The joint venture herein obtained . .. [workmen's] compensation insurance. We see no reason in law or public policy why such insurance should not insulate the members of the joint venture from liability for negligence where an employee of the joint venture has been injured.

 Although here the insurance was obtained by one member of the assumed joint venture, *fn17" the same policy considerations nonetheless apply.

 Another New York court applied the same principle in Felder v. Old Falls Sanitation Co., Inc., 47 A.D.2d 977, 366 N.Y.S.2d 687 (3d Dep't 1975). In that case, the plaintiff was injured while working on a garbage truck owned by defendant Old Falls. Plaintiff was, however, on the payroll of Town, another company. The lower court dismissed plaintiff's action against Town based on the exclusive remedy provision, but allowed him to proceed against Old Falls.

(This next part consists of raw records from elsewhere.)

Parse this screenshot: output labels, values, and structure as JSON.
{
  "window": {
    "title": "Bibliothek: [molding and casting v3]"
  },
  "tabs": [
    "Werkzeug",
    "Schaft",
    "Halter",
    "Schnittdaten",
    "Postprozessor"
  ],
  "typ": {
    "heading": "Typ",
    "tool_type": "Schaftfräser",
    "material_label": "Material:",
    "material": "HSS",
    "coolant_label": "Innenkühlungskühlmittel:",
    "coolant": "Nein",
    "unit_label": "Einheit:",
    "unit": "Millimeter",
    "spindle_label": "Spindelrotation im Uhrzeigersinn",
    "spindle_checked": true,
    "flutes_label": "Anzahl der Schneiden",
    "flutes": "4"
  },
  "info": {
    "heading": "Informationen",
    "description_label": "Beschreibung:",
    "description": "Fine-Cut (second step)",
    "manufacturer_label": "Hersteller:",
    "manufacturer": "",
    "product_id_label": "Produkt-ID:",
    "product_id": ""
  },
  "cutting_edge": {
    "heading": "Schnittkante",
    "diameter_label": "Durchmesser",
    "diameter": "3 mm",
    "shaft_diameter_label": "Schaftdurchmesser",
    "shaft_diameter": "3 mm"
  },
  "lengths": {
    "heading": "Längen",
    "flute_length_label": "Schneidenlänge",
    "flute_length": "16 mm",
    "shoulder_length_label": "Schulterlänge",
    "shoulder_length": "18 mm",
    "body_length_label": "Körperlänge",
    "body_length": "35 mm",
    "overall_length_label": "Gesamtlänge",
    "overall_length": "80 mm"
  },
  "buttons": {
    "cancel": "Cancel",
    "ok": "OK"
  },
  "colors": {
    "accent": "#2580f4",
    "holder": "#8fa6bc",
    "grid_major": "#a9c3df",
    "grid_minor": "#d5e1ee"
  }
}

The Appellate Division then reversed finding that Town and Old Falls were engaged in a joint venture and thus plaintiff's exclusive remedy against Old Falls was workmen's compensation.

 These cases serve to reinforce our conclusion that if 653 and Sun Ship are joint venturers, then plaintiff's negligence claim against 653 is barred by the exclusive remedy provision of the LHWCA. Moreover, plaintiff cannot succeed against 653 because Hull 653 was in the exclusive control of Sun Ship at the time of the accident. 653's motion for summary judgment on plaintiff's negligence claim must therefore be granted.

 IV. Conclusion

 Plaintiff's unseaworthiness claim must fail because Hull 653 was not a vessel in navigation at the time of the accident. Plaintiff's maritime negligence claim must fail because of the comp bar or exclusive remedy provisions of the LHWCA, notwithstanding plaintiff's highly conceptualized arguments relative to the liability of owners pro hac vice and of joint venturers.

 Accordingly, we enter an appropriate order granting defendants' motions for summary judgment and entering judgments in their favor.



 AND NOW, this 25th day of January 1977, in consideration of the foregoing opinion, IT IS ORDERED that the motions of defendant Sun Shipbuilding and Drydock Company in C.A. No. 73-2078 and defendant 653 Leasing Company in C.A. No. 73-2026 for summary judgment are GRANTED, and judgment is entered in favor of defendant Sun Shipbuilding & Drydock Company in C.A. No. 73-2078 and defendant 653 Leasing Company in C.A. No. 73-2026.